All abuzz: Larvicidal flavonoids inhibit key enzyme in yellow fever mosquitoes

When most people think of flavonoids, natural compounds found in plants and other organisms, their nutritional benefits probably come to mind first. But these compounds may have another health benefit: researchers from Japan have discovered that certain flavonoids inhibit development in mosquitoes that can spread disease.

In a study published this month in BMC Biology, researchers from the University of Tsukuba have revealed that particular flavonoids inhibit an enzyme involved in the formation of a key insect hormone in the yellow fever mosquito, Aedes aegypti.

Mosquito-borne diseases are a major component of the worldwide burden of infectious disease in humans. Aedes aegypti is from a group of mosquitoes that can spread a number of viruses that cause infectious diseases in humans, including dengue fever, yellow fever, and Zika. In the wild, A. aegypti has begun to show resistance to insecticides, revealing a need for new types of pesticides for targeting this species.

“Flavonoids — a type of metabolic product from plants, fungi, and other organisms — can interfere with insect development and physiology, and have the ability to kill larvae of A. aegypti,” says senior author of the study, Professor Ryusuke Niwa. “Flavonoids are thought to be relatively safe for the environment, as well as human and animal health.”

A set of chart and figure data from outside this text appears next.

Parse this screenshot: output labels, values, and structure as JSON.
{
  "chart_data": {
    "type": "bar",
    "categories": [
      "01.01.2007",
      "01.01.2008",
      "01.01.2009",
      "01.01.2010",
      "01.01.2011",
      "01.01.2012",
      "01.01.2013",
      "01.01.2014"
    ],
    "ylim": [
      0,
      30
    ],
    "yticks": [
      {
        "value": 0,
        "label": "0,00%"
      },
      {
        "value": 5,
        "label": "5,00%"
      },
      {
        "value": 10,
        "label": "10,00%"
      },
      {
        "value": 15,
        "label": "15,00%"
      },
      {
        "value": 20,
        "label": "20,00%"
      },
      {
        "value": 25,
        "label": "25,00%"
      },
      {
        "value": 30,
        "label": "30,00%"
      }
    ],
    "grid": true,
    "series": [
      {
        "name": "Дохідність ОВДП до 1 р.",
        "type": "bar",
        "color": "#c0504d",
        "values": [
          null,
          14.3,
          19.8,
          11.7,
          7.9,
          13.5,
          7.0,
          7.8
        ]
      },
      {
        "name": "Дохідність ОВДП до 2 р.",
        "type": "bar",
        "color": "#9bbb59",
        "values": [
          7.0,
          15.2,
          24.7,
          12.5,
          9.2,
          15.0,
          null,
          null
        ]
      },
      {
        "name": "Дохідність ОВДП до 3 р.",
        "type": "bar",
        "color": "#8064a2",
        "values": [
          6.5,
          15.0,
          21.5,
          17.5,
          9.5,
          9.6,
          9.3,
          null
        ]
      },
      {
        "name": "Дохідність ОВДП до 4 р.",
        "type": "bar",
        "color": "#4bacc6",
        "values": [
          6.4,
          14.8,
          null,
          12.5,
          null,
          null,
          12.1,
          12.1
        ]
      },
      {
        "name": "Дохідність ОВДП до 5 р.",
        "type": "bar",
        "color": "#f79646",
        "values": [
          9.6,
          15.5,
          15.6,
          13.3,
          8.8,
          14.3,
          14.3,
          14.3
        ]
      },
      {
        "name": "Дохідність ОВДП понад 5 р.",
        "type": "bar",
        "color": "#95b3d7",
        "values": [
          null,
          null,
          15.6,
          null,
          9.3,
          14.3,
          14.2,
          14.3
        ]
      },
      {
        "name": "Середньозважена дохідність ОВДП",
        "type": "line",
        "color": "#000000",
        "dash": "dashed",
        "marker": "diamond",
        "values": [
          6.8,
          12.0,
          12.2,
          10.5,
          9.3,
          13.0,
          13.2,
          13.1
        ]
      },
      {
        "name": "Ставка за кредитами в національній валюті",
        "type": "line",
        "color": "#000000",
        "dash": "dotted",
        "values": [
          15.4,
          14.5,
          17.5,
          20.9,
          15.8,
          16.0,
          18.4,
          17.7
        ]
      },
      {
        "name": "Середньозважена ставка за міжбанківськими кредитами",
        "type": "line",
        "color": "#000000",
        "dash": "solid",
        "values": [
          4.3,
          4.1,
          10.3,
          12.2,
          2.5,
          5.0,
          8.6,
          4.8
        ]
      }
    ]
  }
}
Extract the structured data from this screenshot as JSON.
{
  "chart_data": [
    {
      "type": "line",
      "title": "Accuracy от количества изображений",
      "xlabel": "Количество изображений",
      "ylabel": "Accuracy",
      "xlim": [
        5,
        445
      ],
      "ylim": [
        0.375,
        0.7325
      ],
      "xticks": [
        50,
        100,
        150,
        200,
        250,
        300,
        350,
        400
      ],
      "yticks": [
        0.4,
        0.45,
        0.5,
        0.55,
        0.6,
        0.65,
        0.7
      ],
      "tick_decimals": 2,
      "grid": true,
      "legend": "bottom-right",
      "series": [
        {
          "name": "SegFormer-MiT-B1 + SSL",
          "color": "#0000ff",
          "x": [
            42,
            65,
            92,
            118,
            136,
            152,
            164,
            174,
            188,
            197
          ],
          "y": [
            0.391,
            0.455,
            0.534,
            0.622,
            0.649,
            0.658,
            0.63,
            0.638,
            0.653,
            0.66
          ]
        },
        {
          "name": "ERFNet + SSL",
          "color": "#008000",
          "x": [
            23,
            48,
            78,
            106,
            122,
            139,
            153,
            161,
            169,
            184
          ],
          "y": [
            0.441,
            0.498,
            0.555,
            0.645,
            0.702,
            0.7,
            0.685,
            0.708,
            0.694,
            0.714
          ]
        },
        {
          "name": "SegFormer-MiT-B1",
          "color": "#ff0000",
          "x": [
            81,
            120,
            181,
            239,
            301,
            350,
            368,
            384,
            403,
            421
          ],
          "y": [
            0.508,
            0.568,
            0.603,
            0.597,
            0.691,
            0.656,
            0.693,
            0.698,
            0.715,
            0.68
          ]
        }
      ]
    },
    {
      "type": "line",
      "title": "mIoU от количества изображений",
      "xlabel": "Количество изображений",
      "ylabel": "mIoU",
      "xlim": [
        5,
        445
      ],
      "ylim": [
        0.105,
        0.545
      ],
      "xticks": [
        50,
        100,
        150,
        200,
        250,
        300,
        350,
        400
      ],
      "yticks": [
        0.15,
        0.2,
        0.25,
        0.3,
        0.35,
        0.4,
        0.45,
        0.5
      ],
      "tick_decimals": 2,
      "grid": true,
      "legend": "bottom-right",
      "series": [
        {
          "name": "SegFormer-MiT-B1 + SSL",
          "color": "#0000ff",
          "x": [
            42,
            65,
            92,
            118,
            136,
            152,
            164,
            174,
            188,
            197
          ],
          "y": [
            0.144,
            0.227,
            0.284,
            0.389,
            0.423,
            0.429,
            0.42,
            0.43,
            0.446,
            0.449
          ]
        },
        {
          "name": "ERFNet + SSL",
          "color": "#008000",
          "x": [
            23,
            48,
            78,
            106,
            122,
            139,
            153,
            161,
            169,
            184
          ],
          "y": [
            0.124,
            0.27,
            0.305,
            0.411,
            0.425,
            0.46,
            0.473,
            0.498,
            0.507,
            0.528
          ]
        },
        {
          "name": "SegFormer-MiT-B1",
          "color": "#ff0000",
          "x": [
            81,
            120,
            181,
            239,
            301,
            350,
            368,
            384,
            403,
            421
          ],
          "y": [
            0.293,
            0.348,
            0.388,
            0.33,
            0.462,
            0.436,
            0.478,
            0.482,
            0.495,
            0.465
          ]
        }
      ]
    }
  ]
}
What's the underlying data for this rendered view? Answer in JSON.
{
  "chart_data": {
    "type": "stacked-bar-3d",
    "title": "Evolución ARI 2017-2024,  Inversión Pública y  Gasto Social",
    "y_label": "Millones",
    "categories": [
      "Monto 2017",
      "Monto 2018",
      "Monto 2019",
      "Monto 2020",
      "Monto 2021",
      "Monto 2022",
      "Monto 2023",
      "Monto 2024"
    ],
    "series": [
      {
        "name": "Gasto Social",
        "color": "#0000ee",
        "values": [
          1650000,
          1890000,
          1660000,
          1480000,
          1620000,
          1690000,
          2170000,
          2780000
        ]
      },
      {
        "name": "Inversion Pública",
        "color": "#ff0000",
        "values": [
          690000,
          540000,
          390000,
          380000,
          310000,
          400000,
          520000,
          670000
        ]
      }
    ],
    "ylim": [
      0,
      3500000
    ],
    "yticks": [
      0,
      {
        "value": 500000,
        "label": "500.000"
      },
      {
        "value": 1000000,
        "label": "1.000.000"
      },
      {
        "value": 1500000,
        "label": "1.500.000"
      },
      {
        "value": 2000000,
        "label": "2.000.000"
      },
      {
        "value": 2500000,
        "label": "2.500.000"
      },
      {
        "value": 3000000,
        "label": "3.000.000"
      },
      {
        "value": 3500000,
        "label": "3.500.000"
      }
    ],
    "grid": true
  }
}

To investigate how flavonoids can kill mosquito larvae, the researchers analyzed the activities of several flavonoids in A. aegypti, including daidzein, which has previously been identified as a larvicide for this species. The team found that the flavonoids inhibit the activity of glutathione S-transferase Noppera-bo (Nobo); in A. aegypti, Nobo is an enzyme involved in the biosynthesis of the hormone ecdysone.

Ecdysone is an insect steroid hormone, or ecdysteroid, required for the initiation of metamorphosis and regulation of molting. Because ecdysteroids are key to the life cycle of insects, chemical inhibitors of enzymes involved in making these hormones, including Nobo, are thought to be insect growth regulators (IGRs) that disrupt development in insects without affecting other organisms.

“We also discovered that, of the flavonoids we tested, desmethylglycitein (DMG) was the most efficient Nobo inhibitor in this species, even more so than daidzein,” says Professor Niwa. “DMG showed larvicidal activity against A. aegypti, and indicated promise for DMG-based insecticides in the future.”

The high prevalence of resistance in mosquitoes to current insecticides in some areas urgently requires the development of new insecticides with different chemical structures and targeting pathways from those currently in use. The results of this study offer a new avenue for developing new IGRs that are environmentally friendly and can be used for the control of mosquito populations by inhibiting the biosynthesis of ecdysteroids.